Baby Ryleigh was born in the ‘treehouse’. Happily she is much too young to have suffered any lasting trauma due to its loss and the mad scramble to escape a wall of flames that bulldozed through over 2,200 hectares, though there were moments when her mother feared they weren’t going to make it out alive.
“I was thinking ‘what if the cars stop’, like those cars in the fires of Pedrógão Grande…”
Laura’s friend Ana Dold (again 33) insisted her friend and baby went on ahead while she rounded up the stragglers, including a cat named Leo.
By this time, the sky was black, the noise from the advancing wall of flames absolutely terrifying.
Leo appeared out of the gloom just as Ana shouted that she couldn’t wait any longer. Then the bus she bundled him into stalled as she tried to climb out of the blackening valley.
“I thought ‘don’t panic’… I let it roll back and then tried it again…”
They all got out: seven dogs, all the chickens, and Leo the cat.
Will is adamant that they will be back, but not just yet. “No one could live in that landscape right now. It’s not healthy.”
Dom Munzer and Tineke Smit are also convinced they will rebuild – and both are in their 70s.
Their two-storey brick-built home was totally destroyed, but, amazingly, their outside compost toilet was untouched. “Even the lavatory paper was still perfect,” marveled Tineke who admits to lurching from a state of semi-normality to uncontrollable tears.
Now is the time for support – hence a massive list of initiatives that have started (see box). But the pain is still incredibly raw.
Dror, for instance, seems haunted by the fact that he saved his children’s computers and Lego, but forgot his youngest son’s beloved stuffed animal ‘Wolfie’.
“He took Wolfie everywhere … even to school. When I got everything out, he was waiting at a friend’s. He didn’t seem interested in the computer. He just said: ‘Papa, did you save Wolfie?’ I felt so bad…”
But like the others Dror is trying to focus on moving forwards. “We left Israel with four suitcases. We left our place this time with two. We have to keep going. We have to find solutions.”
Wildfire Support for Families Algarve:
Vegan-Hills fire relief fundraiser by Vegoa:
Wederopbouw Eco community na verwoestende bosbrand (Rebuilding Eco community after devastating forest fire):
Help Others Rebuild in the Algarve:
From Green Hill to Black Wasteland:
PCP Algarve warns: “Forests need a better plan”
Exactly as Israeli homeowner Dror Bar Yehuda told us when recounting his story, the PCP/Algarve has warned “we need new policies for the forest and rural areas”.

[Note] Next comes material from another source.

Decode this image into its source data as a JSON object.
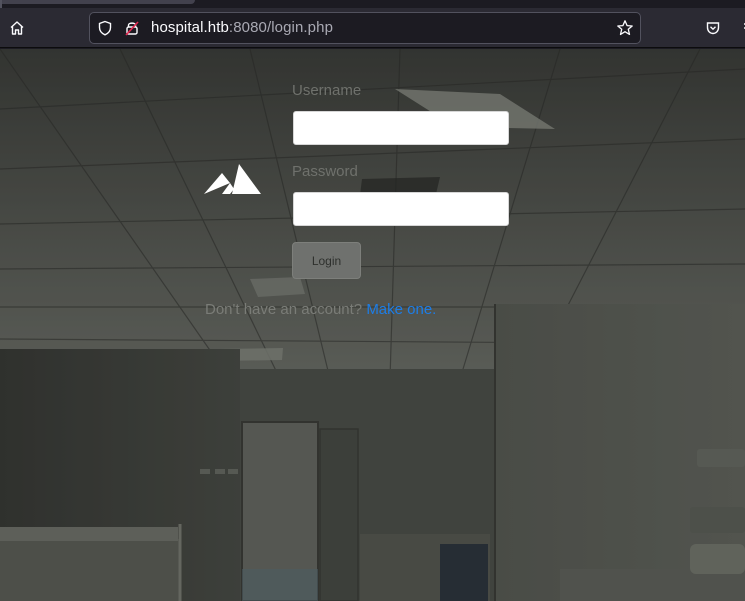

In a statement released on Tuesday, the Algarve branch of the communist party warned that, in spite of all the warning signs (meaning, major wildfires), “profound structural measures to reinforce fire prevention” in the Algarve are still sorely lacking.
Citing the devastating blazes of 2018 in Monchique (which survivors say didn’t in fact have the intensity of this latest fire), the statement stresses that very little in terms of improved policies to prevent such tragedies has changed.
Forested areas require public investment, say the communists, along with extreme care and attention to ensure indigenous species are maintained – while agricultural production has to be encouraged, and not devalued to the point that forests fall into abandonment.